Electromotive entrainment of charge and heat currents in graphene

TL;DR

This paper presents a hydrodynamic theory describing how traveling waves induce charge and heat currents in graphene near charge neutrality, revealing wave-driven heat entrainment and conductance enhancement.

Contribution

It introduces a novel hydrodynamic framework for charge and heat transport in graphene under traveling wave excitation, with explicit analytic expressions.

Findings

Heat is entrained by waves without net charge transfer at neutrality.

Device conductance is increased by traveling waves.

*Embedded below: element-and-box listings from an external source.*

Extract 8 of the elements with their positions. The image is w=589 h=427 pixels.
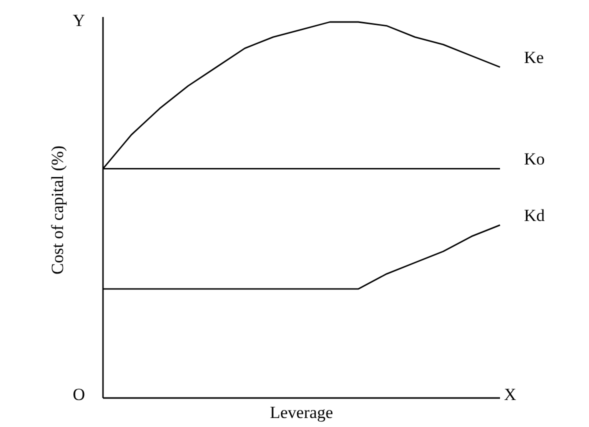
series-label: Ko <box>524 150 545 169</box>
series-label: Kd <box>524 206 546 226</box>
text: X <box>504 385 516 404</box>
series-label: Ke <box>524 48 544 68</box>
text: Y <box>72 11 85 30</box>
text: O <box>72 385 85 404</box>
x-axis-title: Leverage <box>270 403 334 422</box>
y-axis-title: Cost of capital (%) <box>48 146 67 274</box>
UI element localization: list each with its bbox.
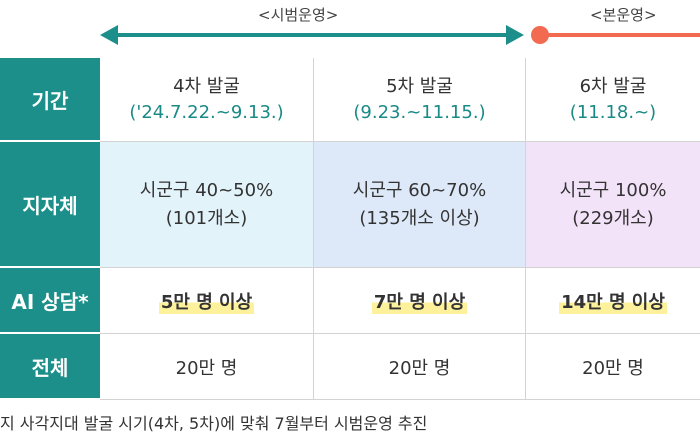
region-count: (229개소) xyxy=(572,207,654,229)
ai-target: 14만 명 이상 xyxy=(559,287,667,314)
schedule-table: 기간 4차 발굴 ('24.7.22.~9.13.) 5차 발굴 (9.23.~… xyxy=(0,58,700,400)
local-gov-cell-6: 시군구 100% (229개소) xyxy=(526,142,700,268)
round-label: 5차 발굴 xyxy=(386,75,453,97)
ai-cell-6: 14만 명 이상 xyxy=(526,268,700,334)
main-arrow-icon xyxy=(531,26,700,44)
ai-cell-4: 5만 명 이상 xyxy=(100,268,314,334)
row-header-local-gov: 지자체 xyxy=(0,142,100,268)
total-value: 20만 명 xyxy=(388,357,451,379)
total-value: 20만 명 xyxy=(175,357,238,379)
round-dates: (9.23.~11.15.) xyxy=(353,101,486,123)
period-cell-5: 5차 발굴 (9.23.~11.15.) xyxy=(314,58,526,142)
round-dates: ('24.7.22.~9.13.) xyxy=(129,101,284,123)
row-header-ai-counseling: AI 상담* xyxy=(0,268,100,334)
local-gov-cell-5: 시군구 60~70% (135개소 이상) xyxy=(314,142,526,268)
row-header-total: 전체 xyxy=(0,334,100,400)
total-cell-6: 20만 명 xyxy=(526,334,700,400)
total-cell-4: 20만 명 xyxy=(100,334,314,400)
total-cell-5: 20만 명 xyxy=(314,334,526,400)
region-coverage: 시군구 100% xyxy=(559,179,667,201)
region-coverage: 시군구 60~70% xyxy=(352,179,487,201)
period-cell-6: 6차 발굴 (11.18.~) xyxy=(526,58,700,142)
local-gov-cell-4: 시군구 40~50% (101개소) xyxy=(100,142,314,268)
pilot-arrow-icon xyxy=(100,25,524,45)
region-count: (135개소 이상) xyxy=(359,207,480,229)
round-label: 6차 발굴 xyxy=(579,75,647,97)
footnote: 지 사각지대 발굴 시기(4차, 5차)에 맞춰 7월부터 시범운영 추진 xyxy=(0,414,428,433)
period-cell-4: 4차 발굴 ('24.7.22.~9.13.) xyxy=(100,58,314,142)
row-header-period: 기간 xyxy=(0,58,100,142)
ai-target: 5만 명 이상 xyxy=(158,287,255,314)
pilot-period-arrow xyxy=(100,25,700,45)
region-count: (101개소) xyxy=(165,207,248,229)
main-phase-label: <본운영> xyxy=(590,6,657,24)
ai-cell-5: 7만 명 이상 xyxy=(314,268,526,334)
round-label: 4차 발굴 xyxy=(173,75,240,97)
pilot-phase-label: <시범운영> xyxy=(258,6,339,24)
total-value: 20만 명 xyxy=(582,357,644,379)
round-dates: (11.18.~) xyxy=(569,101,657,123)
ai-target: 7만 명 이상 xyxy=(371,287,468,314)
region-coverage: 시군구 40~50% xyxy=(139,179,274,201)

Wave-induced charge currents occur without DC bias away from neutrality.

Abstract

We develop a hydrodynamic theory of charge and heat currents induced by traveling waves, such as surface acoustic waves, in graphene devices near charge neutrality. The currents depend on the intrinsic conductivity and viscosity of the electron liquid, the disorder strength, and the geometry of the device. We obtain analytic expressions for the heat and charge currents to second order in the wave amplitude for Hall-bar devices. At charge neutrality and in the absence of DC bias, the heat content is entrained by the wave in the absence of net charge transfer. At the same time, device conductance is enhanced by the wave. Away from charge neutrality, the transport charge current induced by the wave arises in the absence of a DC bias.